Black Americans are at high risk for COVID-19 based not just on their health disparities, but disparities that exist based on a lack of health care resources, the ability to respond to stay-at-home orders, isolating at home because of the lack of space in their living quarters or a lack of income that allows them to purchase goods only for a few days at a time.
Data on all of these aspects of the risk for infection is needed to know how to move resources such as food delivery, hotel rooms for those who test positive and knowledge of how to get tested when they do not possess cars to take advantage of the drive-through testing sites.
Q: What can be done to reduce the number of COVID-19 infections and deaths in the black community?
A: We need faster access to data on the racial patterns of COVID-19 in order to model how conditions of their living situations, the number of times that they are exposed because of work or methods of transportation, and how their risk for infection is impacted differently depending on their comorbidity.
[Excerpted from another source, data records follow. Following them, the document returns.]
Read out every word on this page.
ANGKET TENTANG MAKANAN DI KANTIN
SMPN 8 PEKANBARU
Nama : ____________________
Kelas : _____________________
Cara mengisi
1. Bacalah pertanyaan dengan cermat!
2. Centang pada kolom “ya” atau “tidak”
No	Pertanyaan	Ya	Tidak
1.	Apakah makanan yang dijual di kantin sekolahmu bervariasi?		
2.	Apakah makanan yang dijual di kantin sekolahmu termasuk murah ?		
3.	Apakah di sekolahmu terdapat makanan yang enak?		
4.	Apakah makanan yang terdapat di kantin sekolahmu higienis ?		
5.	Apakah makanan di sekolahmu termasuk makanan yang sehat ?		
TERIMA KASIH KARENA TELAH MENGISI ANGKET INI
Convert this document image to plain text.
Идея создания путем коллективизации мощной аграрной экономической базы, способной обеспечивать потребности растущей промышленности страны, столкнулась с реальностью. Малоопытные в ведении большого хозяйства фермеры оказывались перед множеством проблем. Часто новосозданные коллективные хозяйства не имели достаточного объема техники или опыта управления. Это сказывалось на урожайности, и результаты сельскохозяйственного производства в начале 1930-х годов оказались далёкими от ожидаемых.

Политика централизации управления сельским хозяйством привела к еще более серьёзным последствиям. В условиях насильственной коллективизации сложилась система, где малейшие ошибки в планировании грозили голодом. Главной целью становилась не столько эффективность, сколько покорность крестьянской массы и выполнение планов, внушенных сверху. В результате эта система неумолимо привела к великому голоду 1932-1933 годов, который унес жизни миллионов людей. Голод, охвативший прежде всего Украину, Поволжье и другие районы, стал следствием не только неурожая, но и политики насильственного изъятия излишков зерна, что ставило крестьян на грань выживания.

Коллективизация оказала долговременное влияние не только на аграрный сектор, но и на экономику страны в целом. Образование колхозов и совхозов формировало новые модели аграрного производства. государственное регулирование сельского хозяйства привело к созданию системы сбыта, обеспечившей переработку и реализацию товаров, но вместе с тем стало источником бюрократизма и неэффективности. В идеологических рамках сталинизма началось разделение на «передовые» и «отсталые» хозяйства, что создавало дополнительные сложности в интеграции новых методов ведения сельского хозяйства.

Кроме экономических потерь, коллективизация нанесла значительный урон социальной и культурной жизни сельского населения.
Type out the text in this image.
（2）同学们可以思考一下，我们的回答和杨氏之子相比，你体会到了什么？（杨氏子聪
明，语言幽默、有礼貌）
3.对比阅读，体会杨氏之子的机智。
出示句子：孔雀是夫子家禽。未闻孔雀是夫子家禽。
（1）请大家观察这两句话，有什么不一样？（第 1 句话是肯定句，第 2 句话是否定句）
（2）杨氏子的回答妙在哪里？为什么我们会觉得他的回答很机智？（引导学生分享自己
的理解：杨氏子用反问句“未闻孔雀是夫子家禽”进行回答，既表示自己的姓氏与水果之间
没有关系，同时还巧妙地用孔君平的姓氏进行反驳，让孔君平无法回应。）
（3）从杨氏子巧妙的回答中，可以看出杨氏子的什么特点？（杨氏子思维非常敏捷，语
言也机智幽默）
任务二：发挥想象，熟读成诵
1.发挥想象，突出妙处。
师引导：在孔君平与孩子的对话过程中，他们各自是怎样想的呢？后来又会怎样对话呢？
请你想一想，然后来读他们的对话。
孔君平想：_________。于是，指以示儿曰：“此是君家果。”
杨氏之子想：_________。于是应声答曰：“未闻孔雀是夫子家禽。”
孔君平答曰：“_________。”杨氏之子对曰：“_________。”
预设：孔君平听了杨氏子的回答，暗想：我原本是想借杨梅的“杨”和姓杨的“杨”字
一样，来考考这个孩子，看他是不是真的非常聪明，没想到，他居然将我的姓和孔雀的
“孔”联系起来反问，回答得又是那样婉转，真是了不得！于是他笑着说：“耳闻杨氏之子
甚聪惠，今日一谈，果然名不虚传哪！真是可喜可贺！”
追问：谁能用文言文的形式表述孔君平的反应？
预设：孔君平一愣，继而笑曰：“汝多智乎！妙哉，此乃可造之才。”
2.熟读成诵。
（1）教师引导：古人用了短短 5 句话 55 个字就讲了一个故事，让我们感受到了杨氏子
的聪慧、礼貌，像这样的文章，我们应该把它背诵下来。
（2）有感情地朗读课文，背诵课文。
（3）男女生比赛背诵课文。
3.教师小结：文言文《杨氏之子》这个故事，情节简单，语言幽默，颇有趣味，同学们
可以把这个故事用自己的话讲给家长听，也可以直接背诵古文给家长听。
There is also a need to engage methods in which needed resources such as stimulus checks, food delivery and workplace protections take priority as part of a prevention plan based on the high risk blacks face for morbidity and mortality.
Q: The pandemic has also had a distinct social impact on black communities. Can you talk about those effects?
A: The social impact in the black community is devastating, as there is often a higher level of interdependence in caretaking of family members.
Family members are less likely to be in nursing homes and more likely to rely on their children and other family members for caretaking tasks. The requirements of not visiting and of staying at home leave family members very vulnerable to negative health outcomes and being neglected. The psychological pain of not taking care of these members, and — if they die — of not being able to provide a funeral that dignifies the life of the family member will leave lasting psychological scars.
Q: What is one lesson policymakers should be learning now that could guide them after the pandemic?
A: We are all connected. The extent to which we allow members of our society to be unequal is the extent to which we endanger the health of all.